A Pesquisa Nacional de Saúde do Escolar (PeNSE) 2024, divulgada na última quarta-feira (25), acendeu um alerta vermelho sobre a saúde mental da juventude brasileira. Os dados revelam um abismo de gênero: as adolescentes, que somam cerca de 6,2 milhões de jovens no país, apresentam indicadores de sofrimento emocional, distorção de imagem corporal e exposição à violência significativamente superiores aos dos meninos.
O levantamento aponta que 41% das meninas relataram tristeza constante ou frequente nos últimos 30 dias — um índice quase 2,5 vezes maior que o registrado entre o público masculino (16,7%). A crise de saúde mental se desdobra em números alarmantes de ideação de autolesão: 43,4% delas admitiram vontade de se machucar de propósito no último ano.
O peso dos padrões e a ‘cultura do desamparo’
Para especialistas, os números não são frutos de dramas individuais, mas reflexos de pressões estruturais. Gabriela Mora, do UNICEF no Brasil, destaca que o cenário é moldado por padrões estéticos inalcançáveis e violência de gênero.
A insatisfação com o próprio corpo atinge 36,1% das adolescentes, o dobro do registrado entre os meninos. Enquanto eles buscam ganhar massa, elas lutam para emagrecer: 21% se percebem como “gordas”, muitas vezes carregando uma visão distorcida da própria imagem sob a influência de redes sociais e assédio online.
Violência e a barreira da Pobreza Menstrual
A vulnerabilidade física também é uma marca da desigualdade. A PeNSE 2024 revela que:
- 26% das meninas sofreram algum tipo de assédio sexual (toques ou exposição contra a vontade).

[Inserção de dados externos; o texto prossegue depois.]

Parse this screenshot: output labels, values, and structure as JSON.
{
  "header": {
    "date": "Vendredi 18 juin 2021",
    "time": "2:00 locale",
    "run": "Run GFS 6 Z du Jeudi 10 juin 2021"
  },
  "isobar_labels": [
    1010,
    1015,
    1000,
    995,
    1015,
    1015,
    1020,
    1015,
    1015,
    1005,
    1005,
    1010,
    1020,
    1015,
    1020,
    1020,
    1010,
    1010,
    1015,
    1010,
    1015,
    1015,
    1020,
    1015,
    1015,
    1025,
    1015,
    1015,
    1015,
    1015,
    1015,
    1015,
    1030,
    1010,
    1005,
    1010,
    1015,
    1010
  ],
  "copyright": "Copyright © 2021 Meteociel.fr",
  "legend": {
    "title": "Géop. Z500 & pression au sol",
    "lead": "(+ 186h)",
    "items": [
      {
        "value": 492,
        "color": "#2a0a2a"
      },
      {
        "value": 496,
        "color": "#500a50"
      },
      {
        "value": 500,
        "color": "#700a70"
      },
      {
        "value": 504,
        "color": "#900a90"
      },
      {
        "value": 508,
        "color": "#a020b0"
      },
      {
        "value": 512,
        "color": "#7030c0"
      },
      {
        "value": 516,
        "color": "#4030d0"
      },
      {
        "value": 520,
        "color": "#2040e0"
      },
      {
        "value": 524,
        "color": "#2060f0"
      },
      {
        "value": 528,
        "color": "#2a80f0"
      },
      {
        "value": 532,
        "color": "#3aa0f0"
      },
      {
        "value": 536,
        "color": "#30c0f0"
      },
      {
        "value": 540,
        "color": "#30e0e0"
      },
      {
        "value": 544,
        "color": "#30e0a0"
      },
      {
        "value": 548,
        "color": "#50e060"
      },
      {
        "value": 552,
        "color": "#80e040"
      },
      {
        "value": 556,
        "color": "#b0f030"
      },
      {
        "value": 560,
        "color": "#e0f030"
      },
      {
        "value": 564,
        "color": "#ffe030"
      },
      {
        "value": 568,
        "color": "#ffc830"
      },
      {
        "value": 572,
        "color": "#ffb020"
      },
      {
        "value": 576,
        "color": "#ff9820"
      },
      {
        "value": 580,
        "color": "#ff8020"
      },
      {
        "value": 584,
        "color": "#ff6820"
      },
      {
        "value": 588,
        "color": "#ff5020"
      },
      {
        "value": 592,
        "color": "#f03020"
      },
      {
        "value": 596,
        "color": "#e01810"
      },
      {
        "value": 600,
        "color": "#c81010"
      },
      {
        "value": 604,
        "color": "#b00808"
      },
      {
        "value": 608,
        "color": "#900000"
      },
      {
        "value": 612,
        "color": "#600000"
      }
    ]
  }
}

- 11,7% relataram terem sido forçadas a manter relações sexuais.
- 30,1% são vítimas recorrentes de bullying escolar.
Pela primeira vez, a pesquisa mediu a pobreza menstrual no Brasil, revelando que 15% das estudantes faltaram à escola ao menos um dia no último ano por não terem acesso a absorventes ou condições básicas de higiene, evidenciando como a biologia feminina ainda é fator de exclusão escolar.
O papel da escola e da família
A PeNSE reforça que a escola deve ser mais do que um local de ensino; precisa ser uma rede de proteção. Sinais como isolamento, irritabilidade excessiva (relatada por 58% das jovens) e mudanças bruscas de humor devem ser acolhidos sem julgamento.
“É uma questão social que precisa ser enfrentada para que a adolescência seja vivenciada de forma saudável”, afirma Gabriela Mora. O desafio agora é transformar esses dados em políticas públicas que garantam espaços de escuta e dignidade para as jovens brasileiras.